Россия 1917 года в эго-документах - Коллектив авторов
Шрифт:
Интервал:
Закладка:
[***]
…Большевики освободили Колышко (543), который был арестован по подозрению в шпионаже для
немцев. Это тот самый «публицист», кот[орый] в дореволюционное время, работал под разными
псевдонимами и в черносотенных и либеральных газетах. Был protégé [1969] кн[язя]
Мещерского (544), знаменитого в своем роде издателя «Гражданина»… (545) Какие «типы»
выплывают! «Натуральные» герои смутного и мутного времени… Еще не то увидим. Это только
цветочки, ягодки – впереди.
[***]
Большевики произвели обыск у патриарха Тихона и во время этой процедуры бойко называли его:
«товарищ-патриарх». Нестерпимые болваны. Не верится, что Ленин и Троцкий не понимают, что
так держаться – просто неприлично и глупо. Почему же они не прикажут своим жандармам не
компрометировать славный «режим»?
[***]
Воскресенье, 26 ноября
…Был Ждан-П[ушкин]. Вчера из Ставки. Видел все последние ужасы. Духонин погиб из-за
собственной слабости. Когда в Могилеве стало известно, что туда едет Крыленко со свитой, офицеры, располагавшие 3 ½ тысячами ударников (546), предложили разбить Крыленко вдребезги. Духонин
колебался, говорил, что надо во что бы то ни стало сохранить Ставку, как единственный военно-технический аппарат. Тогда полковник N. просил его согласия на следующую операцию. Офицеры
примут на себя весь риск боя, ставка будет ни причем, но, чтобы после Духонин засвидетельствовал, что участвовавшие в деле [1970] не контрреволюционеры. Духонин и на это предложение не дал
решительного согласия. Тогда ударники свернулись и ушли на юг. Духонина погубило то, что он
поверил подложной телеграмме о согласии Италии на сепаратный мир России с Германией и объявил
об этом в армейском комитете. Когда, на следующий день, ему пришлось в том же комитете
объяснять, что телеграмма эта – злостная провокация – он потерял всякий авторитет. Затем в Могилев
прибыл Крыленко в сопровождении 3000 совершенно оголтелых матросов и ужасное дело
совершилось. Крыленко, перепуганный «увещевал» матросов: – Я его (Духонина) сейчас разжалую.
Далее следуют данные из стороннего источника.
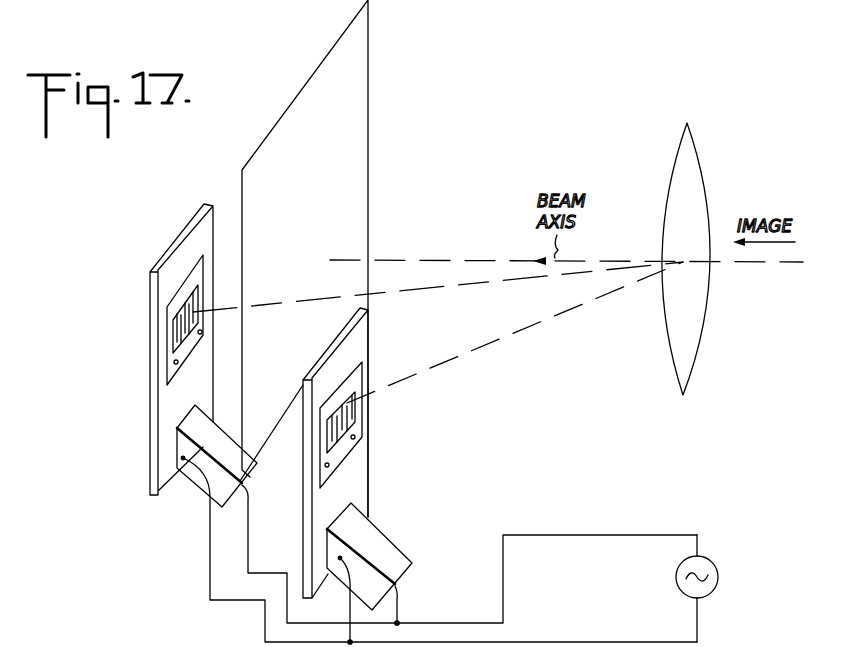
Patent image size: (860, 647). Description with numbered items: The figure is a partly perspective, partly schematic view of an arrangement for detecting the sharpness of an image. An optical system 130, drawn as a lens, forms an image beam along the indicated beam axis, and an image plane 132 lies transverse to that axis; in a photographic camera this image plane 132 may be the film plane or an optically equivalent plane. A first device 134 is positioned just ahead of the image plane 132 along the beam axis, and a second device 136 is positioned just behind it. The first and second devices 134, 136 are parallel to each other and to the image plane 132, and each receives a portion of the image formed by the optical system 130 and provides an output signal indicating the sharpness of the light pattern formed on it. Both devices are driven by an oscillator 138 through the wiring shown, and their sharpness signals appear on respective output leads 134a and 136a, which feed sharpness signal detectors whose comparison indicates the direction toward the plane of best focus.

Смотрите! Вот его погон! (и «главковерх» сорвал с Духонина погоны). А злодеи вопили: – Возьми их
себе, а нам подай генерала!..
Мы спрашивали Ждан-П[ушкина] не устыдились ли матросы своего [1971] преступления. Он
говорит: – Нисколько. Сам слышал слова: мы мало ему… А как издевались над трупом! Приставили к
стене, воткнули ему в рот папиросу… У… сволочь! Я опомниться не могу. На Ждан-П[ушкина]
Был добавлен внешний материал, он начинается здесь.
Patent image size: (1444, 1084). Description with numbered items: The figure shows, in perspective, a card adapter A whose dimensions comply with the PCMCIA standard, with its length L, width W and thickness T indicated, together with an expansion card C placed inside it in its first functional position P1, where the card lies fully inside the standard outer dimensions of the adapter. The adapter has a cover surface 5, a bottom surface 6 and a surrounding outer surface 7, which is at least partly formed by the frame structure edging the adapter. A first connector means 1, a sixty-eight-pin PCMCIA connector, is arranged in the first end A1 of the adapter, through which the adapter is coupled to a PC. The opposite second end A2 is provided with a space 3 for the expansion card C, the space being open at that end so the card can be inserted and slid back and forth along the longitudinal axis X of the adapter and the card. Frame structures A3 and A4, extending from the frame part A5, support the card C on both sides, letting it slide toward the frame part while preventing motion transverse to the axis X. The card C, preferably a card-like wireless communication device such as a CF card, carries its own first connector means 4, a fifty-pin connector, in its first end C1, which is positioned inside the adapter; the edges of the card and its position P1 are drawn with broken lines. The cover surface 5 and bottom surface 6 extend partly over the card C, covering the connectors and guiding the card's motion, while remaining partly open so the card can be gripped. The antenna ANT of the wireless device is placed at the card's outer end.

тяжело смотреть. Куда девалась вся его «элегантность». Желтый, глаза ввалились, голос поминутно
срывается, платье, сапоги точно он месяц провалялся на улице…
[***]
…В Петербурге не [1972] менее мрачные картины, хотя и в другом роде [1973]. Революционный
гарнизон пробил ручными гранатами стену в винный погреб Зимнего дворца и все перепились (547).
Перебили на миллион рублей бутылок, разлитое вино наполнило подвал на аршин. Вино локали, набирали его в сапоги, в шапки, некоторые тут же умирали, захлебнувшись. Посланные на усмирение
«красногвардейцы» тотчас же присоединились к пьянству и грабежу «товарищей». Явившейся на
чудовищное пиршество народный комиссар Луначарский (548) не выдержал и убежал. (Не даром он
«драматург» – не из удачных, но все-таки «интеллигент»).
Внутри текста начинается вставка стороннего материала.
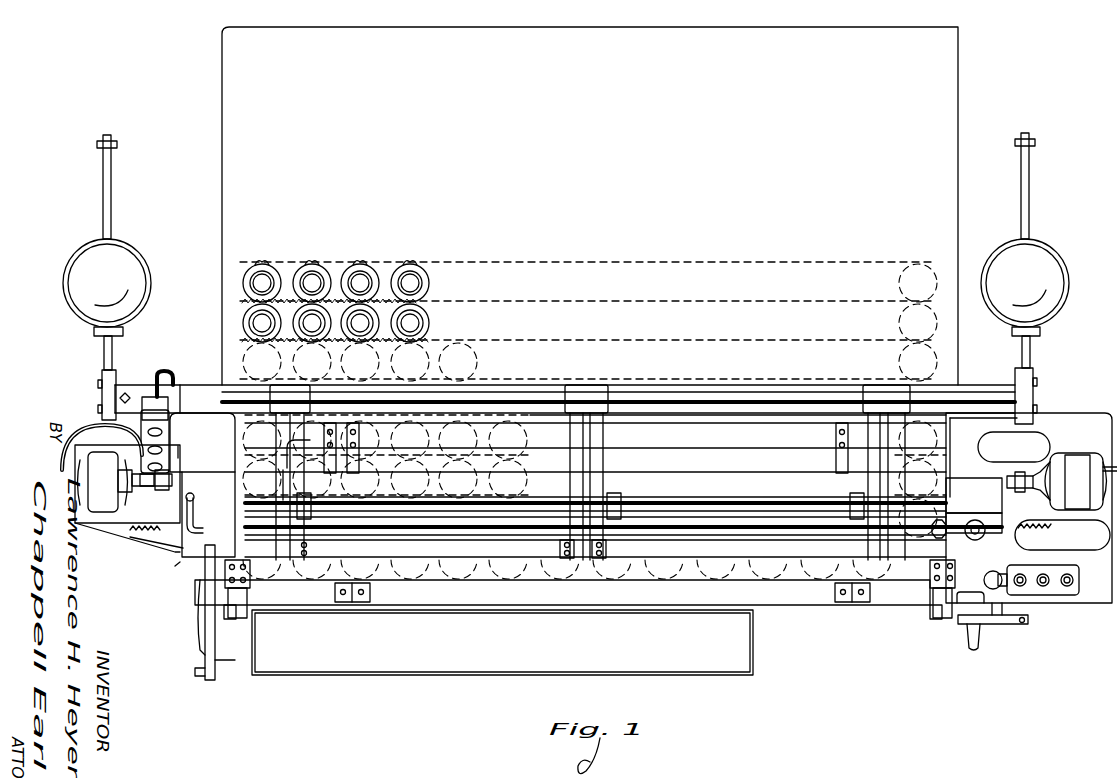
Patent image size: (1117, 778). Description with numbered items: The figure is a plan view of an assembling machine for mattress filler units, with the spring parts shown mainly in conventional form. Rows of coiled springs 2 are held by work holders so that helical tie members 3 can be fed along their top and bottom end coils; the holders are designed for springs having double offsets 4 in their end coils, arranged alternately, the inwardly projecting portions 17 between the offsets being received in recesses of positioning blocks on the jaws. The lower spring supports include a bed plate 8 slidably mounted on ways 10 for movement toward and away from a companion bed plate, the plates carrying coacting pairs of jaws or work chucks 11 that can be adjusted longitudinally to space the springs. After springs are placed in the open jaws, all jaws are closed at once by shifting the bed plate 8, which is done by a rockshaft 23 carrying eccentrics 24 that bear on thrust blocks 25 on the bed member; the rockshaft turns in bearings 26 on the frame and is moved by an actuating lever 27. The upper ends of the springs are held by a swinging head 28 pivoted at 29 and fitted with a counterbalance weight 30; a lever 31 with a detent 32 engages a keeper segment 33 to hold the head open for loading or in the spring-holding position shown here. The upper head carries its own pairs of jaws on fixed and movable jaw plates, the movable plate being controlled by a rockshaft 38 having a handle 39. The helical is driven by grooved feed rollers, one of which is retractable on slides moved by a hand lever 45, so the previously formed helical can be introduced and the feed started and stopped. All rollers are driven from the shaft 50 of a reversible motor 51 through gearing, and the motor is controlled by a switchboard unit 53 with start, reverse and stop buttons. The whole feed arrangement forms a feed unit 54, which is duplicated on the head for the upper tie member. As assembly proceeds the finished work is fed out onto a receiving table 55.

The coiled springs 2 is at (430, 282).
The helical tie members 3 is at (386, 300).
The double offsets 4 is at (262, 262).
The bed plate 8 is at (405, 582).
The ways 10 is at (360, 607).
The jaws or work chucks 11 is at (179, 566).
The inwardly projecting portions 17 is at (313, 262).
The rockshaft 23 is at (310, 612).
The eccentrics 24 is at (620, 500).
The thrust blocks 25 is at (232, 620).
The bearings 26 is at (258, 612).
The actuating lever 27 is at (969, 595).
The swinging head 28 is at (598, 438).
The pivot 29 is at (600, 386).
The counterbalance weight 30 is at (132, 258).
The lever 31 is at (206, 610).
The detent 32 is at (200, 636).
The keeper segment 33 is at (204, 668).
The rockshaft 38 is at (537, 505).
The handle 39 is at (282, 470).
The hand lever 45 is at (985, 533).
The shaft 50 is at (1033, 478).
The reversible motor 51 is at (108, 515).
The switchboard unit 53 is at (172, 430).
The feed unit 54 is at (998, 516).
The receiving table 55 is at (240, 194).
Эта пьяная оргия, сопровождавшаяся грабежами и убийствами длилась всю ночь…
[***]
…Учредительное Собрание можно считать сорванным. Комиссия по выборам арестована!.. Зато
выпущены на волю все собственные и немецкие шпионы, агенты «охранки» и махровые черносотенцы
вроде: Орлова, Дубровина (549), Комиссарова (550), Колышко, Дезобри (551) и т[ак] д[алее]. Идет
какая-то дьявольская вакханалия. Жутко жить…
[***]
Вторник, 28 ноября
…Ленин [1974] и К° откладывают Учредительное Собрание до прибытия в Петроград 400 членов.
Вероятно, чтобы поощрить это «прибытие» – на всех заборах расклеены плакаты, гласящие, что
кадеты, Милюковы, Родичевы суть изменники отечества, с которыми солдаты должны
«расправиться»…
[***]
…Письмо от Кони. Пишет, что Сенат, окружной суд, коммерческий, мировые суды – заняты
«вооруженной силой» и заменены «революционными трибуналами»… [1975], (552), (553) Пятница, 1 декабря [1976]
…Аресты, пьяные погромы, апофеоз хулиганской оргии… А может быть и это еще не апофеоз?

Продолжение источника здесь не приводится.